Few people doubt Jones when he speaks. He is regarded as the best pound-for-pound fighter in the world, a point he has made at middleweight, super middleweight, light heavyweight, heavyweight, and now back at light heavyweight. Jones believes he has no peers and among his peers that's the general consensus.

Yet even his trainer, Alton Merkerson, said a few weeks ago that age has begun to creep up on Jones. Lost agility. Diffused focus. Waning speed. Eventually those things are eroded by time and success and not even Jones can deny that. Yet he believes completely in his skill and his will. He believes this time will be different.

This time will be different because he is different. He is Roy Jones Jr. again, a difference Tarver cannot understand until it is too late to save himself.

"Last time I just ran off the weight," Jones said. "I didn't care how I felt. I didn't make sure I ate right. I didn't care about training and I didn't care about how I looked in training. I wasn't interested in the boxing part so much as I was running the weight off.

"I didn't take any supplements. No iron, no potassium, nothing. I knew I was missing something because I wasn't eating right. You need to eat and put stuff back in your system. I didn't put anything back in my system. I had to make weight. I had to tough it out. That's where the fight was at."

This time Jones hired Mackie Shilstone, a New Orleans fitness guru who has been the nutritionist for Michael Spinks and Riddick Bowe with stunning success. Now he is advising Jones, bringing him down gradually to 175 in a way that should not sap his strength.

Still, questions linger about Jones. Questions not so much about his talent but about whether a man who has accomplished so much can remain totally committed, even for one night, on doing what he has done so many times.

Tarver benefited from an absence of that when they first met, yet when the fight came down to the final rounds, he seemed to fade just as Jones picked up the pace. Opportunity knocked, but Tarver did not answer and so his moment passed.

That, at least, is what Jones believes. When he watches the tape, he sees one tide rising and another receding. He sees two good fighters in that ring but only one champion.

"People thought it was a little closer than it was," Jones said. "I knew it wasn't close but I was going to keep the pressure on him regardless.

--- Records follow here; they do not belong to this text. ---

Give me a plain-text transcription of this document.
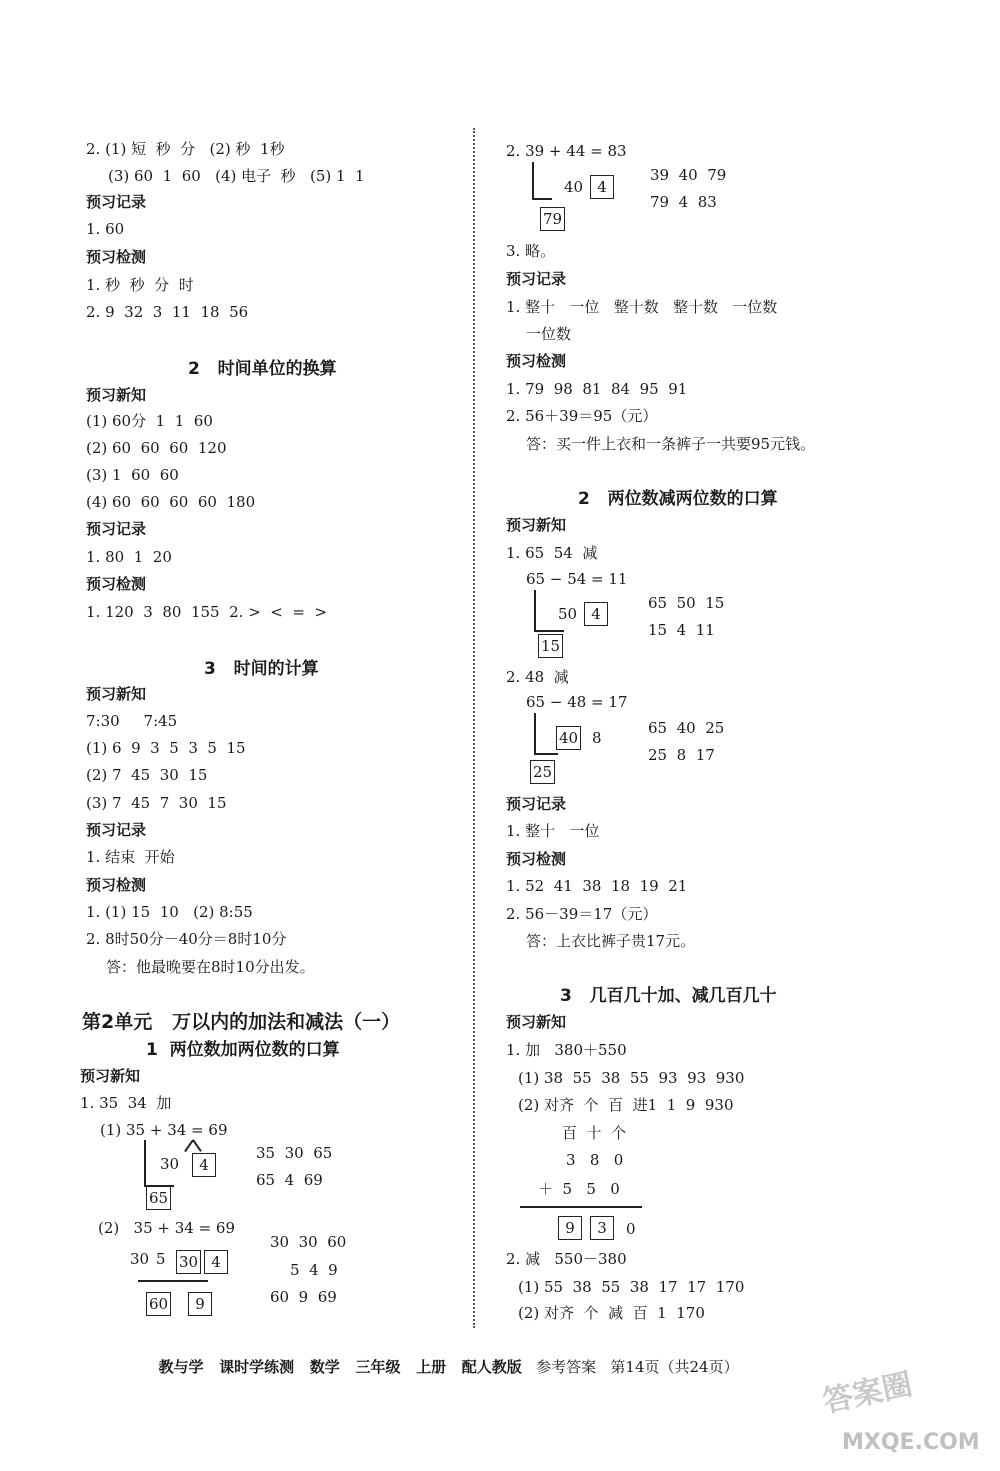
2. (1) 短  秒  分   (2) 秒  1秒
(3) 60  1  60   (4) 电子  秒   (5) 1  1
预习记录
1. 60
预习检测
1. 秒  秒  分  时
2. 9  32  3  11  18  56
2   时间单位的换算
预习新知
(1) 60分  1  1  60
(2) 60  60  60  120
(3) 1  60  60
(4) 60  60  60  60  180
预习记录
1. 80  1  20
预习检测
1. 120  3  80  155  2. >  <  =  >
3   时间的计算
预习新知
7:30     7:45
(1) 6  9  3  5  3  5  15
(2) 7  45  30  15
(3) 7  45  7  30  15
预习记录
1. 结束  开始
预习检测
1. (1) 15  10   (2) 8:55
2. 8时50分－40分＝8时10分
答：他最晚要在8时10分出发。
第2单元   万以内的加法和减法（一）
1  两位数加两位数的口算
预习新知
1. 35  34  加
(1) 35 + 34 = 69
30	4
65
35  30  65
65  4  69
(2)   35 + 34 = 69
30 5 30 4
60	9
30  30  60
5  4  9
60  9  69
2. 39 + 44 = 83
40 4
79
39  40  79
79  4  83
3. 略。
预习记录
1. 整十   一位   整十数   整十数   一位数
一位数
预习检测
1. 79  98  81  84  95  91
2. 56＋39＝95（元）
答：买一件上衣和一条裤子一共要95元钱。
2   两位数减两位数的口算
预习新知
1. 65  54  减
65 − 54 = 11
50 4
15
65  50  15
15  4  11
2. 48  减
65 − 48 = 17
40 8
25
65  40  25
25  8  17
预习记录
1. 整十   一位
预习检测
1. 52  41  38  18  19  21
2. 56－39＝17（元）
答：上衣比裤子贵17元。
3   几百几十加、减几百几十
预习新知
1. 加   380＋550
(1) 38  55  38  55  93  93  930
(2) 对齐  个  百  进1  1  9  930
百  十  个
3   8   0
＋  5   5   0
9	3	0
2. 减   550－380
(1) 55  38  55  38  17  17  170
(2) 对齐  个  减  百  1  170

教与学   课时学练测   数学   三年级   上册   配人教版   参考答案   第14页（共24页）	答案圈
MXQE.COM
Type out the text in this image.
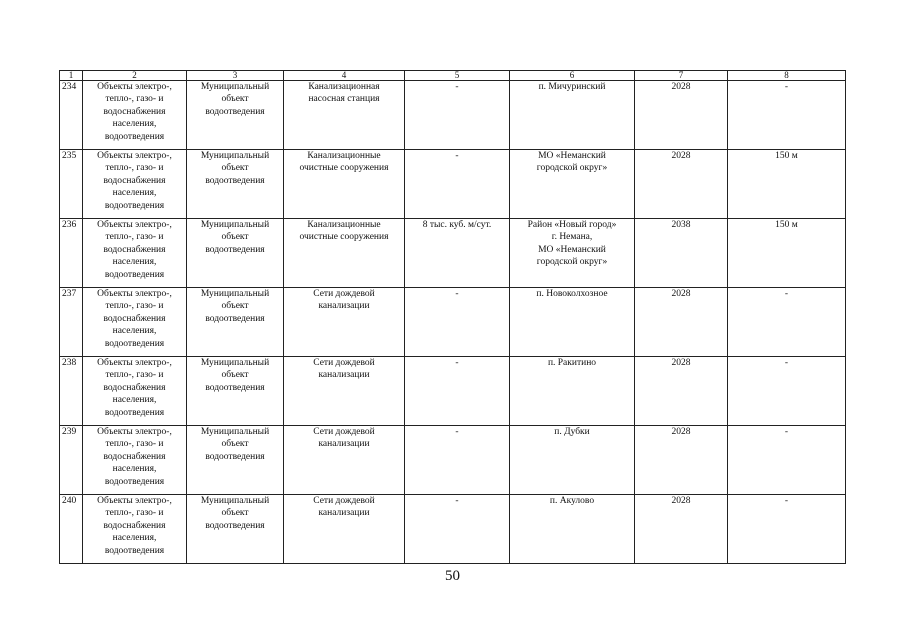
1	2	3	4	5	6	7	8
234	Объекты электро-,
тепло-, газо- и
водоснабжения
населения,
водоотведения	Муниципальный
объект
водоотведения	Канализационная
насосная станция	-	п. Мичуринский	2028	-

235	Объекты электро-,
тепло-, газо- и
водоснабжения
населения,
водоотведения	Муниципальный
объект
водоотведения	Канализационные
очистные сооружения	-	МО «Неманский
городской округ»	2028	150 м

236	Объекты электро-,
тепло-, газо- и
водоснабжения
населения,
водоотведения	Муниципальный
объект
водоотведения	Канализационные
очистные сооружения	8 тыс. куб. м/сут.	Район «Новый город»
г. Немана,
МО «Неманский
городской округ»	2038	150 м

237	Объекты электро-,
тепло-, газо- и
водоснабжения
населения,
водоотведения	Муниципальный
объект
водоотведения	Сети дождевой
канализации	-	п. Новоколхозное	2028	-

238	Объекты электро-,
тепло-, газо- и
водоснабжения
населения,
водоотведения	Муниципальный
объект
водоотведения	Сети дождевой
канализации	-	п. Ракитино	2028	-

239	Объекты электро-,
тепло-, газо- и
водоснабжения
населения,
водоотведения	Муниципальный
объект
водоотведения	Сети дождевой
канализации	-	п. Дубки	2028	-

240	Объекты электро-,
тепло-, газо- и
водоснабжения
населения,
водоотведения	Муниципальный
объект
водоотведения	Сети дождевой
канализации	-	п. Акулово	2028	-
50
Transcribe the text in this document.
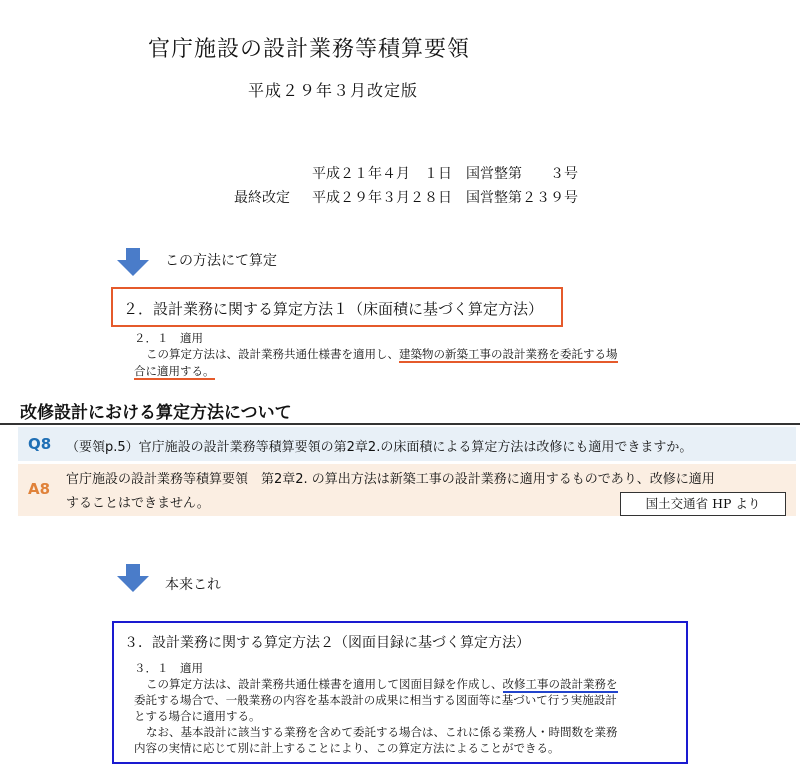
官庁施設の設計業務等積算要領
平成２９年３月改定版
平成２１年４月　１日　国営整第　　３号
最終改定 平成２９年３月２８日　国営整第２３９号
この方法にて算定
２．設計業務に関する算定方法１（床面積に基づく算定方法）
２．１　適用
この算定方法は、設計業務共通仕様書を適用し、建築物の新築工事の設計業務を委託する場
合に適用する。
改修設計における算定方法について
Q8 （要領p.5）官庁施設の設計業務等積算要領の第2章2.の床面積による算定方法は改修にも適用できますか。
A8
官庁施設の設計業務等積算要領　第2章2. の算出方法は新築工事の設計業務に適用するものであり、改修に適用
することはできません。	国土交通省 HP より
本来これ
３．設計業務に関する算定方法２（図面目録に基づく算定方法）
３．１　適用
この算定方法は、設計業務共通仕様書を適用して図面目録を作成し、改修工事の設計業務を
委託する場合で、一般業務の内容を基本設計の成果に相当する図面等に基づいて行う実施設計
とする場合に適用する。
なお、基本設計に該当する業務を含めて委託する場合は、これに係る業務人・時間数を業務
内容の実情に応じて別に計上することにより、この算定方法によることができる。
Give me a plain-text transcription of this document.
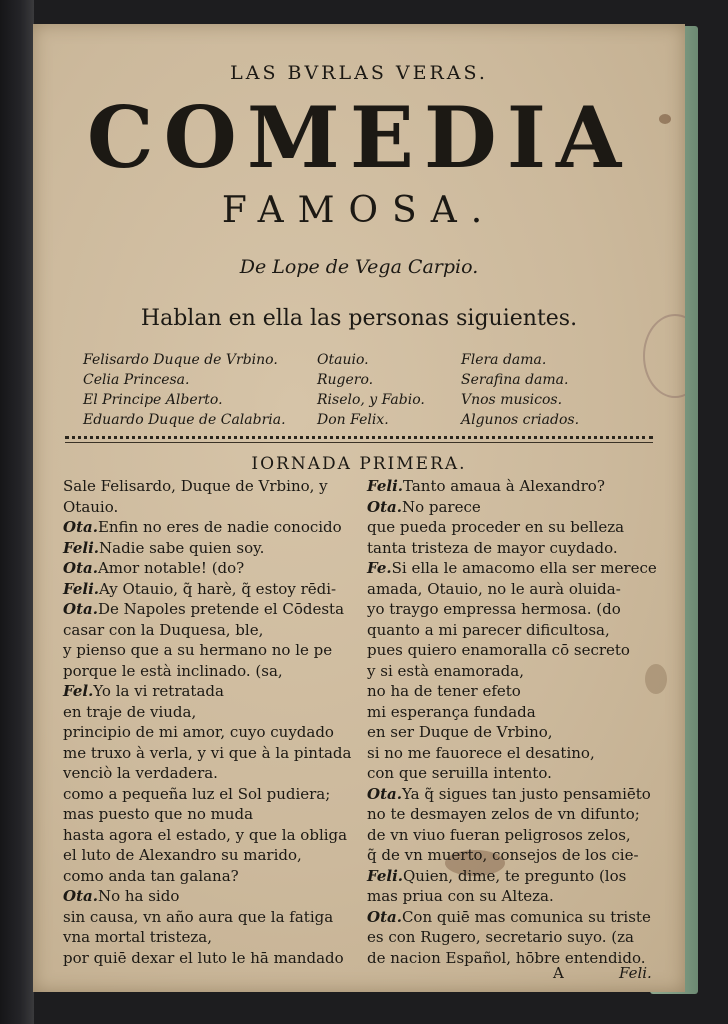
LAS BVRLAS VERAS.
COMEDIA
FAMOSA.
De Lope de Vega Carpio.
Hablan en ella las personas siguientes.
Felisardo Duque de Vrbino.
Celia Princesa.
El Principe Alberto.
Eduardo Duque de Calabria.
Otauio.
Rugero.
Riselo, y Fabio.
Don Felix.
Flera dama.
Serafina dama.
Vnos musicos.
Algunos criados.
IORNADA PRIMERA.
Sale Felisardo, Duque de Vrbino, y
Otauio.
Ota.Enfin no eres de nadie conocido
Feli.Nadie sabe quien soy.
Ota.Amor notable! (do?
Feli.Ay Otauio, q̃ harè, q̃ estoy rēdi-
Ota.De Napoles pretende el Cōdesta
casar con la Duquesa, ble,
y pienso que a su hermano no le pe
porque le està inclinado. (sa,
Fel.Yo la vi retratada
en traje de viuda,
principio de mi amor, cuyo cuydado
me truxo à verla, y vi que à la pintada
venciò la verdadera.
como a pequeña luz el Sol pudiera;
mas puesto que no muda
hasta agora el estado, y que la obliga
el luto de Alexandro su marido,
como anda tan galana?
Ota.No ha sido
sin causa, vn año aura que la fatiga
vna mortal tristeza,
por quiē dexar el luto le hā mandado
Feli.Tanto amaua à Alexandro?
Ota.No parece
que pueda proceder en su belleza
tanta tristeza de mayor cuydado.
Fe.Si ella le amacomo ella ser merece
amada, Otauio, no le aurà oluida-
yo traygo empressa hermosa. (do
quanto a mi parecer dificultosa,
pues quiero enamoralla cō secreto
y si està enamorada,
no ha de tener efeto
mi esperança fundada
en ser Duque de Vrbino,
si no me fauorece el desatino,
con que seruilla intento.
Ota.Ya q̃ sigues tan justo pensamiēto
no te desmayen zelos de vn difunto;
de vn viuo fueran peligrosos zelos,
q̃ de vn muerto, consejos de los cie-
Feli.Quien, dime, te pregunto (los
mas priua con su Alteza.
Ota.Con quiē mas comunica su triste
es con Rugero, secretario suyo. (za
de nacion Español, hōbre entendido.
A	Feli.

I went deep down. I had no energy but I knew I was going to win that fight. So I got up off my [butt] and won it. I had crippled myself and my opponent all at one time.

"I took his best shots in Round 8. After that I knew the dude couldn't do anything to me. Tarver didn't beat me. Tarver did not win the last fight. He's believing something that isn't true. But I don't hate the dude. I want to see what he's going to do. I want to see if he can back up all that he's saying."

Roy Jones Jr. wants to see this so bad he'll be in the ring for real this time, a teacher intent on showing a student the meaning of "delusional."